Avoid using lookups to express something not evident in the data. For example, do not make a date more precise than it is in the data, even if you know your version to be true.

Two ways lookups get invoked

Lookups appear under the lookups: key in the dataset YAML. Each named lookup is invoked in one of two ways:

  • Type lookups — any lookup named type.<typename> (e.g. type.country, type.email, type.identifier) is invoked automatically by zavod whenever a property of that FollowTheMoney type is added to an entity. Crawler code does not need to call it.
  • Named lookups — every other lookup is invoked explicitly from the crawler, via context.lookup_value (returns the result's value) or context.lookup (returns the full Result object with all attributes).
# Type lookup — runs implicitly:
entity.add("email", row.pop("email"))

# Named lookup — invoked explicitly:
res = context.lookup("relationships", row.pop("link_type"))

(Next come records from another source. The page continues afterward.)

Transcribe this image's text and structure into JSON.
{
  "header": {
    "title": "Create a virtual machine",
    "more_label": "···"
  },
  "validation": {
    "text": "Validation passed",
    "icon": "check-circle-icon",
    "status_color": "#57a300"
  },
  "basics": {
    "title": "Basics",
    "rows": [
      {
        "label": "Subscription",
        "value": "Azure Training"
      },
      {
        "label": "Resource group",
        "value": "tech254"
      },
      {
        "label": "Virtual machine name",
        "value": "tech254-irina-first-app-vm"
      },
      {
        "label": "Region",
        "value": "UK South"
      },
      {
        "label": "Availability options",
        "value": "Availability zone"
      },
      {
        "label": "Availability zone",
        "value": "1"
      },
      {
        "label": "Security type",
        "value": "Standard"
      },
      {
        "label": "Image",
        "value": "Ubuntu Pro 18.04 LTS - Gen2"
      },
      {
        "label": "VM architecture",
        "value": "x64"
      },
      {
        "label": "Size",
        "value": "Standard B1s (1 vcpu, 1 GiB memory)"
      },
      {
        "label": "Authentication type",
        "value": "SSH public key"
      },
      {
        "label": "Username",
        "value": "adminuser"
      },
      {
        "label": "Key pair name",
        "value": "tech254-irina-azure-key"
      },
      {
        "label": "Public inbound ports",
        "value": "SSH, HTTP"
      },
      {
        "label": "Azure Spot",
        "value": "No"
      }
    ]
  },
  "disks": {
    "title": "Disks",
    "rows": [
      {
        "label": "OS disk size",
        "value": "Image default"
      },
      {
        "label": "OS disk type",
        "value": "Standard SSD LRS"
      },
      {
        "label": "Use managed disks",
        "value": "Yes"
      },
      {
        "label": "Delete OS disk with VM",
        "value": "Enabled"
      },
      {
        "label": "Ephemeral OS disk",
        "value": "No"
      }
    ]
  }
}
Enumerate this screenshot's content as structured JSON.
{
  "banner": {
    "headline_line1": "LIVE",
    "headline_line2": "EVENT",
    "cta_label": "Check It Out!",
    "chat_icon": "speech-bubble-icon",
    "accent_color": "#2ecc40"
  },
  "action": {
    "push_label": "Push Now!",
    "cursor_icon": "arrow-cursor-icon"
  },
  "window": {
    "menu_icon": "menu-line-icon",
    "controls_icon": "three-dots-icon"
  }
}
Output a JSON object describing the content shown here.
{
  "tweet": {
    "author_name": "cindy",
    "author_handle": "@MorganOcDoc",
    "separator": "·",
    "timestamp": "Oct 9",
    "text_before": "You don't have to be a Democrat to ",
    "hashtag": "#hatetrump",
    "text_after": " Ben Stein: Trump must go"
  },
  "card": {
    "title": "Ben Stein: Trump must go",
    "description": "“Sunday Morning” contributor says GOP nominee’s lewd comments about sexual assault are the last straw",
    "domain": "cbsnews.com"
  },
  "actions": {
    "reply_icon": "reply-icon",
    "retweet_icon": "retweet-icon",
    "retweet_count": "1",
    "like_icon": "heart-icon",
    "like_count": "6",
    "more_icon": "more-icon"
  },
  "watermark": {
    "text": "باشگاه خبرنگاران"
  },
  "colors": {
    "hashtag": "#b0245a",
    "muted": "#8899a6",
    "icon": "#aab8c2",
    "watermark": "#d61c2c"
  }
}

Matching: match, contains, regex

Each option in a lookup uses one of three matching modes:

  • match — exact string equality, after normalization. A list of strings matches any of them. Use the list form to merge multiple inputs that should produce the same result under a single option (see Result values).
  • contains — substring match, after normalization.
  • regex — raw Python regular expression. The input is not normalized before the regex runs, so write the pattern against the original string.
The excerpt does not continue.